We think it a satisfactory reply to such a proposition that the complainants in the present case were not seeking equity, but to avail themselves of a substantive right under the statutory law of the state. It seems to be conceded, or, if not conceded, it is plainly evident, that if the cause had remained in the state court, where it was originally brought, the complainant would have been entitled, under the public policy of the state of Minnesota, manifested by its statutes as construed by its courts, to have this usurious contract canceled and surrendered, without tendering payment of the whole or any part of the original indebtedness. The defendant company could not, by removing the case to the federal court, on the ground that it was a citizen of another state, deprive the complainants of such a substantive right. With the policy of the state [172 U.S. 351, 359] legislation the federal courts have nothing to do. If the states, whether New York, Arkansas, Minnesota, or others, think that the evils of usury are best prevented by making usurious contracts void, and by giving a right to the borrowers to have such contracts unconditionally nullified and canceled by the courts, such a view of public policy, in respect to contracts made within the state and sought to be enforced therein, is obligatory on the federal courts, whether acting in equity or at law. The local law, consisting of the applicable statutes as construed by the supreme court of the state, furnishes the rule of decision.

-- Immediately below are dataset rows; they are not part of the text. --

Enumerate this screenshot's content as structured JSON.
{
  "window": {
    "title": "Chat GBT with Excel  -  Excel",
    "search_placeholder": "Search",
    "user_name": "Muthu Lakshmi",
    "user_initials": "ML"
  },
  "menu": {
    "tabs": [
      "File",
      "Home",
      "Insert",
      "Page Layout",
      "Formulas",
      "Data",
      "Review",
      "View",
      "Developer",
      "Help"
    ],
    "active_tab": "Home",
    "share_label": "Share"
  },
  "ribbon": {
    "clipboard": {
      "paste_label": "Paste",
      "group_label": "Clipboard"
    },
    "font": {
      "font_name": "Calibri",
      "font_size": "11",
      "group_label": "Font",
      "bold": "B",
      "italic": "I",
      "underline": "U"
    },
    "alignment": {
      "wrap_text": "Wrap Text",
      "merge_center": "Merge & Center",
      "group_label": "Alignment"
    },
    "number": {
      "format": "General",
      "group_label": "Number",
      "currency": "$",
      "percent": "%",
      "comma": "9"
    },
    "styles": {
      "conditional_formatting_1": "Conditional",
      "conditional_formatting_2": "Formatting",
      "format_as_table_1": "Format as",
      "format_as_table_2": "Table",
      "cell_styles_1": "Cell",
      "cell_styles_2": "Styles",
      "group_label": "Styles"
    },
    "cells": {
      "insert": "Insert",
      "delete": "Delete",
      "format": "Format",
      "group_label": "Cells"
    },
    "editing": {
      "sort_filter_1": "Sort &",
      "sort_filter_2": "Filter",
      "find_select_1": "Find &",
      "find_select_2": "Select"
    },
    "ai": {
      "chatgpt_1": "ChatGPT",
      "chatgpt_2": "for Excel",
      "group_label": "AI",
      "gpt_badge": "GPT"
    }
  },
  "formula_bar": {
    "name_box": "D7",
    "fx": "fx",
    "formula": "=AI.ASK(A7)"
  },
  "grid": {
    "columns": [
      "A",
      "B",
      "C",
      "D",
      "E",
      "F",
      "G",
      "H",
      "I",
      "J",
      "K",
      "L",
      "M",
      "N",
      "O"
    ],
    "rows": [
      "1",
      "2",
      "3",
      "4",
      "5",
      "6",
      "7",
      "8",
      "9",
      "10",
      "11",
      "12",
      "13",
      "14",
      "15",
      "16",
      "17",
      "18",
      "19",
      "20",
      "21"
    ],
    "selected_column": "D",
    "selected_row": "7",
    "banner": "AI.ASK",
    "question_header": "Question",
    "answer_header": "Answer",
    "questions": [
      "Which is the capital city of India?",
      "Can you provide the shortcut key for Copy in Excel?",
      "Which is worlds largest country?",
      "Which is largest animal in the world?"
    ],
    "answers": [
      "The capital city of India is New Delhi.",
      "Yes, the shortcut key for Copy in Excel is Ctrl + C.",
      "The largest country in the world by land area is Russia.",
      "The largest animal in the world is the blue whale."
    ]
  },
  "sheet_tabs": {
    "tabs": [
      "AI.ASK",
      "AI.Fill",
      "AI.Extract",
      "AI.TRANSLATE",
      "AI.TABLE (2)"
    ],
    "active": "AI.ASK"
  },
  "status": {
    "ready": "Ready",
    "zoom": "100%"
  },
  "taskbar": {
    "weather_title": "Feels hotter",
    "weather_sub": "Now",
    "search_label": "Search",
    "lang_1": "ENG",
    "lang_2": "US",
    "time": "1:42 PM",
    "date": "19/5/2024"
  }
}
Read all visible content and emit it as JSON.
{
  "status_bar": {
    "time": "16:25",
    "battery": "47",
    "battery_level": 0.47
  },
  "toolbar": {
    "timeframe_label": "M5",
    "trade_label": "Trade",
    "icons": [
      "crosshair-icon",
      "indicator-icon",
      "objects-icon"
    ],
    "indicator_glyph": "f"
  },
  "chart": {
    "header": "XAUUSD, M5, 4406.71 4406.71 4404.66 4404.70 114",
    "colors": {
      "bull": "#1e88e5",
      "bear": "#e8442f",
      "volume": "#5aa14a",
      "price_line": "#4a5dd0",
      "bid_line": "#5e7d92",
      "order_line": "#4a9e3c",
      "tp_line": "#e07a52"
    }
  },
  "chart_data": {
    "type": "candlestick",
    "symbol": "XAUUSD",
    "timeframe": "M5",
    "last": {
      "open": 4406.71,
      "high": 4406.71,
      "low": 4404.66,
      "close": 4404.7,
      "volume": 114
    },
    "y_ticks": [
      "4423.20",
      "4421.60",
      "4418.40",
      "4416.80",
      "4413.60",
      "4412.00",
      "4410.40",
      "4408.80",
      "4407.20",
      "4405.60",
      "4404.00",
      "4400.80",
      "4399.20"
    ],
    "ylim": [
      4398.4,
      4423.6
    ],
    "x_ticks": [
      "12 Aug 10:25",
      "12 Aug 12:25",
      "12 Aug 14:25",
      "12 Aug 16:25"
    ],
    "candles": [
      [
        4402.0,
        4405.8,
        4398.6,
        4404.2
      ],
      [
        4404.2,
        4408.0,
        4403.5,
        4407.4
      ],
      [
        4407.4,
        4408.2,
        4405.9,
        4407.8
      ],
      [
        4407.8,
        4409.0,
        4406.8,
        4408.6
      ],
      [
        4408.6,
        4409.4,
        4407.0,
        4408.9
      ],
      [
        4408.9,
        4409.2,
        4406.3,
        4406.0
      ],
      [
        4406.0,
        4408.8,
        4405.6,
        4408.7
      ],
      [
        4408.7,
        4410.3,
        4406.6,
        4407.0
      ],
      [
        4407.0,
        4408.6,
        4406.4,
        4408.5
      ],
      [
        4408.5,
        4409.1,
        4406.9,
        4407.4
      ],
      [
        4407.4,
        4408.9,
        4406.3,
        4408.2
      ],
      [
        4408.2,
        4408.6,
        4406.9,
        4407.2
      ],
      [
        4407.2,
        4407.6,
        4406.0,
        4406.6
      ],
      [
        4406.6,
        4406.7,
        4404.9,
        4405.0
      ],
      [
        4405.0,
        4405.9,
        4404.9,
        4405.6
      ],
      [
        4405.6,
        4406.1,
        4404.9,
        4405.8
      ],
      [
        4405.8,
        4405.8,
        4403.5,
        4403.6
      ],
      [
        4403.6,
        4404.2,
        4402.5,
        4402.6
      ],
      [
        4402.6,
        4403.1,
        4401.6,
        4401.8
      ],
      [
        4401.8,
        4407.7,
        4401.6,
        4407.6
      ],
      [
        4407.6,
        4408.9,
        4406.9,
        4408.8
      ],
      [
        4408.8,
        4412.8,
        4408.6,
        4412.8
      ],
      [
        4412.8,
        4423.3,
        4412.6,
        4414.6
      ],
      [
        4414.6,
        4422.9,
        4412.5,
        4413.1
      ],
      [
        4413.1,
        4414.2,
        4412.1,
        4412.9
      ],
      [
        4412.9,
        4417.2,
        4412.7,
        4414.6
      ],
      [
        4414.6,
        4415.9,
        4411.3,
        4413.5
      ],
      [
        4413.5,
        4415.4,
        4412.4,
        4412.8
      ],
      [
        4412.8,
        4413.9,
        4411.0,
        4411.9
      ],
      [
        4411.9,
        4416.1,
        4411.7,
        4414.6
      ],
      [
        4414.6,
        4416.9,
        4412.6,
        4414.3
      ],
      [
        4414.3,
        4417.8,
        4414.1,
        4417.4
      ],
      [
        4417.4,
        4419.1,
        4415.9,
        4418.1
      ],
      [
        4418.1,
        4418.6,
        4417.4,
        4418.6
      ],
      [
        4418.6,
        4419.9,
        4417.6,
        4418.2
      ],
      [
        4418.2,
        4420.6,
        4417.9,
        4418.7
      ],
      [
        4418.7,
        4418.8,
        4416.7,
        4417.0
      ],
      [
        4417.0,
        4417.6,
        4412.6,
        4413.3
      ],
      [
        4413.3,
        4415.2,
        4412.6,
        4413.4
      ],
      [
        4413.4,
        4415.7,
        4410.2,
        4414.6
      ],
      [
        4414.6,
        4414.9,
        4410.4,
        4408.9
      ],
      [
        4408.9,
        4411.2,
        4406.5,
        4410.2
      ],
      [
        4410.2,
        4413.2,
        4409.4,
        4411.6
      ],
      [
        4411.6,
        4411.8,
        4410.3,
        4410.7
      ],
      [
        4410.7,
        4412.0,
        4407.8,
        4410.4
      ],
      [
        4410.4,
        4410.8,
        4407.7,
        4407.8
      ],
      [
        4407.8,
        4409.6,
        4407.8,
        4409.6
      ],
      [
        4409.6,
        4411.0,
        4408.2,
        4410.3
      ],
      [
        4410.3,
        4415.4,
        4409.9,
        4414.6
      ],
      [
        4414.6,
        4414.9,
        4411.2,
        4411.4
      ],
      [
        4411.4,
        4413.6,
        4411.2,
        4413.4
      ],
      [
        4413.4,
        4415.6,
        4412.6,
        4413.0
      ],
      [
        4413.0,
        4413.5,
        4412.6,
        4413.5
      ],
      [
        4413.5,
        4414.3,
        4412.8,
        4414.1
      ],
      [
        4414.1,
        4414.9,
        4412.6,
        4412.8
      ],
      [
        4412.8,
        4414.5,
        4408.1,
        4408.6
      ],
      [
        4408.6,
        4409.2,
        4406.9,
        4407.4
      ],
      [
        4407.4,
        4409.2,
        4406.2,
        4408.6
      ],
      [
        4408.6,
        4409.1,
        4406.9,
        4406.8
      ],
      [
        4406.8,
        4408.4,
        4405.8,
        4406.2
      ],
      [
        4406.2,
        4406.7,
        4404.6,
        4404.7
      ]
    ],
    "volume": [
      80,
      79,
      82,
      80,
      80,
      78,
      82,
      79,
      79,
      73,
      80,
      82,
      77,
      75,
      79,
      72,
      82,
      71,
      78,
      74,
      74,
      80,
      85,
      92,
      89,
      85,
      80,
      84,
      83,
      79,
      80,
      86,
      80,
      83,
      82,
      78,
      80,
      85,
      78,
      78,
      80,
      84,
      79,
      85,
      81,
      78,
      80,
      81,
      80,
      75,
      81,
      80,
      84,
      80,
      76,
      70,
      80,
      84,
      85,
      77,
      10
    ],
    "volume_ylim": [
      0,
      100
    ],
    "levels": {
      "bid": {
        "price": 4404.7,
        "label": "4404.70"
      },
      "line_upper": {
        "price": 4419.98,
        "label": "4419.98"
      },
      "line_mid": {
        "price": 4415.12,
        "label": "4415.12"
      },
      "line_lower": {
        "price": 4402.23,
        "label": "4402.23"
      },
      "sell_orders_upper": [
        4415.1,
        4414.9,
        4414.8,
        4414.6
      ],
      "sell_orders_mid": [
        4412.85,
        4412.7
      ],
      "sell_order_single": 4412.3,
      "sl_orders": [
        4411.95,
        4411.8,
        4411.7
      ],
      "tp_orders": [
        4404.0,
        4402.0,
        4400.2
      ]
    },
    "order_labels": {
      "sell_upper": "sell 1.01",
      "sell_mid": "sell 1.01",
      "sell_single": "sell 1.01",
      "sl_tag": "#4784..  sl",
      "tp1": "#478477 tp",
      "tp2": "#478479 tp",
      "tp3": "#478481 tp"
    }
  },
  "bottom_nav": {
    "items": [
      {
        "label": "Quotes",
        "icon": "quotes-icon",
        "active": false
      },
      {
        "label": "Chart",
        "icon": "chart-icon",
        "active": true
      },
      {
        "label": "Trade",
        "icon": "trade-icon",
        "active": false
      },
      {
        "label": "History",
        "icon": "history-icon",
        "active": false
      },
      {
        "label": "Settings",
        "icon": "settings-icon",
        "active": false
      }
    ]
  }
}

In Clark v. Smith, 13 Pet. 195, it was said that, 'when the legislature declares certain instruments illegal and void, there is inherent in the courts of equity a jurisdiction to order them to be delivered up, and thereby give effect to the policy of the legislature; that the state legislatures have, certainly, no authority to prescribe the forms or modes of proceeding in the courts of the United States; but having created a right, and at the same time prescribed a remedy to enforce it, if the remedy prescribed is substantially consistent with the ordinary modes of proceeding on the chancery side of the federal courts, no reason exists why it should not be pursued in the same form as in the state courts; and that the undoubted truth is that when investigating and decreeing on titles in this country the court must deal with them in practice as it finds them, and accommodate the modes of proceeding to the nature of the case, and to the character of the equities involved in the controversy, so as to give effect to state legislation and state policy, not departing, however, from what legitimately belongs to the practice of a court of chancery.'
The question in Brine v. Insurance Co., 96 U.S. 627 , was whether a state statute which allowed to the mortgagor twelve months to redeem, after a sale under a decree of foreclosure, and to his creditor three months after that, conferred a substantial right; and it was so held, and that such right of redemption after sale was as obligatory on the federal courts [172 U.S. 351, 360] sitting in equity as on the state courts; and that their rules of practice must be made to conform to the law of the state so far as may be necessary to give full effect to the right. The opinion of the court was delivered by Mr. Justice Miller, who said:
Of course, these views are not applicable to cases arising out of interstate commerce, where the policy to be enforced is federal. Nor has it been found necessary to consider whether the agreement between these parties was, as a contract of life insurance, void because the defendant had not complied with the statutes of Minnesota.
The decree of the circuit court of appeals, affirming that of the circuit court, is accordingly affirmed.